Change Your Reality, Change Your Life suggests to control what you can control and let go of the rest. The author includes in the list of things that you can control, your emotions, behaviour, circumstances, mind/thoughts/decisions; and the things you cannot control includes other people.
You can't control what other people say or do. You can control how you respond to what they say or do. Controlling how we respond is self control; a skill that does not come naturally for a lot of people and one that needs to be learnt.
Eleanor Roosevelt, a far wiser women then her Presidential husband, had this to say on the subject of self esteem:'No one can make you feel inferior without your permission.'
You can't control how other people regard you. You can control how you regard yourself, and how you regard others.
'I do my thing and you do yours. I am not in this world to live up to your expectations, and you are not in this world to live up to mine. You are you and I am I, and if by chance we find each other, then it is beautiful. If not, it can't be helped.' Frederick Peris.
Peris' quote reflects the Eastern philosophy of 'no expectations'. When our expectations are not met we often feel disappointed, angry, unhappy, frustrated, etc. Our expectations set the stage for our self-created suffering.
Recall from the previous blog the violent prisoner who wanted 'Pride. Dignity. Self-esteem.' and was prepared to 'kill every motherfucker in that cell block' in order to get it. He felt the officers were attempting to strip away his last shred of dignity and self-esteem by 'disrespecting him.'
The prisoner's self-esteem would appear to be dictated by how the officers treat or regard him. He's creating his own suffering be responding to something that is out of his control, the officer's feelings and actions. He's giving others permission to make himself feel inferior. He has expectations of other's that are not being met. The things that he can control appear to being driven by the things he cannot control. He is the living embodiment of self-created suffering.

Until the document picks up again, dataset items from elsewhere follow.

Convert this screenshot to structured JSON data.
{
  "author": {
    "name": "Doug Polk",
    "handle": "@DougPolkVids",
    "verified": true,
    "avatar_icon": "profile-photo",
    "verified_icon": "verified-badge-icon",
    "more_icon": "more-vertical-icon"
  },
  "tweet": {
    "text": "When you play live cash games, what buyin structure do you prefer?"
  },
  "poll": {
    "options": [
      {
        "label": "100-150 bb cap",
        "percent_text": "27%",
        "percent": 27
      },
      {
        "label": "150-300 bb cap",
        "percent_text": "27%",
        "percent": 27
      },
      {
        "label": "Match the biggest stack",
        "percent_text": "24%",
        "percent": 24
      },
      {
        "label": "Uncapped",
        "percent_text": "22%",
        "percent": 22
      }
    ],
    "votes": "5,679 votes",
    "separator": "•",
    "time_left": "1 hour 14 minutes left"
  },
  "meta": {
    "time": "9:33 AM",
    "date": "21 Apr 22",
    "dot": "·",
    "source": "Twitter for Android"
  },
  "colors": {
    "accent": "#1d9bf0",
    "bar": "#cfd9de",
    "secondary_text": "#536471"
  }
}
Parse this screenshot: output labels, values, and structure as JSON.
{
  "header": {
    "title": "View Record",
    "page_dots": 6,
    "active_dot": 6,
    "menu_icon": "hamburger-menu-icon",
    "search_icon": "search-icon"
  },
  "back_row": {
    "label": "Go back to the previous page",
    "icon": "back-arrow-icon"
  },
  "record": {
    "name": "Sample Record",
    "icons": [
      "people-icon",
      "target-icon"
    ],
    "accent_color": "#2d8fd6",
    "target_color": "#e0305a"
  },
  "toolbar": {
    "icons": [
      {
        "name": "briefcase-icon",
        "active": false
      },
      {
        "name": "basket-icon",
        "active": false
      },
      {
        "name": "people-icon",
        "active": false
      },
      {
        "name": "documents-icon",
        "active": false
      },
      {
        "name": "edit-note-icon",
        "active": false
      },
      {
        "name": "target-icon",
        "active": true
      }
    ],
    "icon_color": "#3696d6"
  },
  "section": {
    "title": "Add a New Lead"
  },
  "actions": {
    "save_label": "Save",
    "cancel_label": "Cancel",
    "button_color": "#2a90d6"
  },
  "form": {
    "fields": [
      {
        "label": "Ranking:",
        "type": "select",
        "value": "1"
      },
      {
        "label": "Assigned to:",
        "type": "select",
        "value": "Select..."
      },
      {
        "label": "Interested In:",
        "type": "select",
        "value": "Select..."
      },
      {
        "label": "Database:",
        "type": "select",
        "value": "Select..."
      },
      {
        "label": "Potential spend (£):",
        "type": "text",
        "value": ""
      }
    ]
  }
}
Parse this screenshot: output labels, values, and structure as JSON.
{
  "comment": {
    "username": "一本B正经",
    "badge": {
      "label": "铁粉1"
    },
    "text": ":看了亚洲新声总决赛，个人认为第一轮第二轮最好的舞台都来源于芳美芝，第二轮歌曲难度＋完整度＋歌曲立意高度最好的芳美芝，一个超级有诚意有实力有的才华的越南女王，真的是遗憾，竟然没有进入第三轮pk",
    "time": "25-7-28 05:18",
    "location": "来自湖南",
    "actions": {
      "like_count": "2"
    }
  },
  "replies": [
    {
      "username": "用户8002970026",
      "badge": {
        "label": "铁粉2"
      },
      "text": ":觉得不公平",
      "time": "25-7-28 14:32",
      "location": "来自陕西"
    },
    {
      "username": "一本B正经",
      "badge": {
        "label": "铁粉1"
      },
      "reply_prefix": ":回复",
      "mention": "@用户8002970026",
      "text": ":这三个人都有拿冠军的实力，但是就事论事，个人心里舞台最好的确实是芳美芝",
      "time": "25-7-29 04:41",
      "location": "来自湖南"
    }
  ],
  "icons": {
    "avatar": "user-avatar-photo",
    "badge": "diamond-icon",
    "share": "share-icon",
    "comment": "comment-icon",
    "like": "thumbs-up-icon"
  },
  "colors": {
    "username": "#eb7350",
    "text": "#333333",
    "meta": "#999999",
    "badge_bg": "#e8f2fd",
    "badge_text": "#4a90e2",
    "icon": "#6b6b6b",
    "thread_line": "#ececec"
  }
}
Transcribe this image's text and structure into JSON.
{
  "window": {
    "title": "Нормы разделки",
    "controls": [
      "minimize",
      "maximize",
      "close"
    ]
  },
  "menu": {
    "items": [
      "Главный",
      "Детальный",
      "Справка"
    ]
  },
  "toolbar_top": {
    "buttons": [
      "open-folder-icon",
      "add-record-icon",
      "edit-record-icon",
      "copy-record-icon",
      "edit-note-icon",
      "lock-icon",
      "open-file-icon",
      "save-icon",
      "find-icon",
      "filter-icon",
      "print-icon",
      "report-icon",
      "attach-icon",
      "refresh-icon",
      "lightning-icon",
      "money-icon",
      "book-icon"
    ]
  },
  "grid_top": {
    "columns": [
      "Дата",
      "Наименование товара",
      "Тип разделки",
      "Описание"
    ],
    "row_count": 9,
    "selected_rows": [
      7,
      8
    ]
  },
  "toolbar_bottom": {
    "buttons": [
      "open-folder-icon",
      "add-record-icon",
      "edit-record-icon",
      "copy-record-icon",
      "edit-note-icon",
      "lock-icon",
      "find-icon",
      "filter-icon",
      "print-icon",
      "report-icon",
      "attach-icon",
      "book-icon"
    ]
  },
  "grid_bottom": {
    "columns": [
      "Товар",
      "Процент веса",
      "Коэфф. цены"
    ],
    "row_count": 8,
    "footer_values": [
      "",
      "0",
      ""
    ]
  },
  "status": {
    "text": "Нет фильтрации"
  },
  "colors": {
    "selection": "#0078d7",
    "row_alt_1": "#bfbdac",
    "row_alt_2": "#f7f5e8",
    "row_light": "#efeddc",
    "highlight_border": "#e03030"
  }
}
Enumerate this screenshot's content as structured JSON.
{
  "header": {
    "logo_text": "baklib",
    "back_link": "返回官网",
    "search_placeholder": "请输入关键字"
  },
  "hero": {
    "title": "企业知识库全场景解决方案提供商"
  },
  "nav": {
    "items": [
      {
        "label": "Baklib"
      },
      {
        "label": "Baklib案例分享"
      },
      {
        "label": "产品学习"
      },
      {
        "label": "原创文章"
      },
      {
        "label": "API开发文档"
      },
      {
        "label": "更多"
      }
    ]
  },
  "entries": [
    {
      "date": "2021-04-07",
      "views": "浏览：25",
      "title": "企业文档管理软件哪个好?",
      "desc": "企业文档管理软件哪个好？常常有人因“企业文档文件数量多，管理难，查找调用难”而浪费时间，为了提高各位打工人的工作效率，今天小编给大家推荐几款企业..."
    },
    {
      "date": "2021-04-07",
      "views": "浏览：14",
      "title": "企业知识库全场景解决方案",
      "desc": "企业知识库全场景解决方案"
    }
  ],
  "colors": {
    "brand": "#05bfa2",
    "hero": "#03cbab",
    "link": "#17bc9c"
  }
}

Not taking offence to offensive remarks takes self-confidence and self-control. Not taking offence to offensive remarks made to ones close to you takes even more self-control. Adopting the Dali Lama's approach, they are only words. They only have meaning because we give them meaning. They are only offensive because we make them so. And, in any event, if someone is making offensive remarks about you or your close ones, how much value do you place on their opinion anyway.
With respect to respect (pun intended), we can only respect ourselves and respect others. What they do is up to them, but then we can try and manage how we respond to their actions.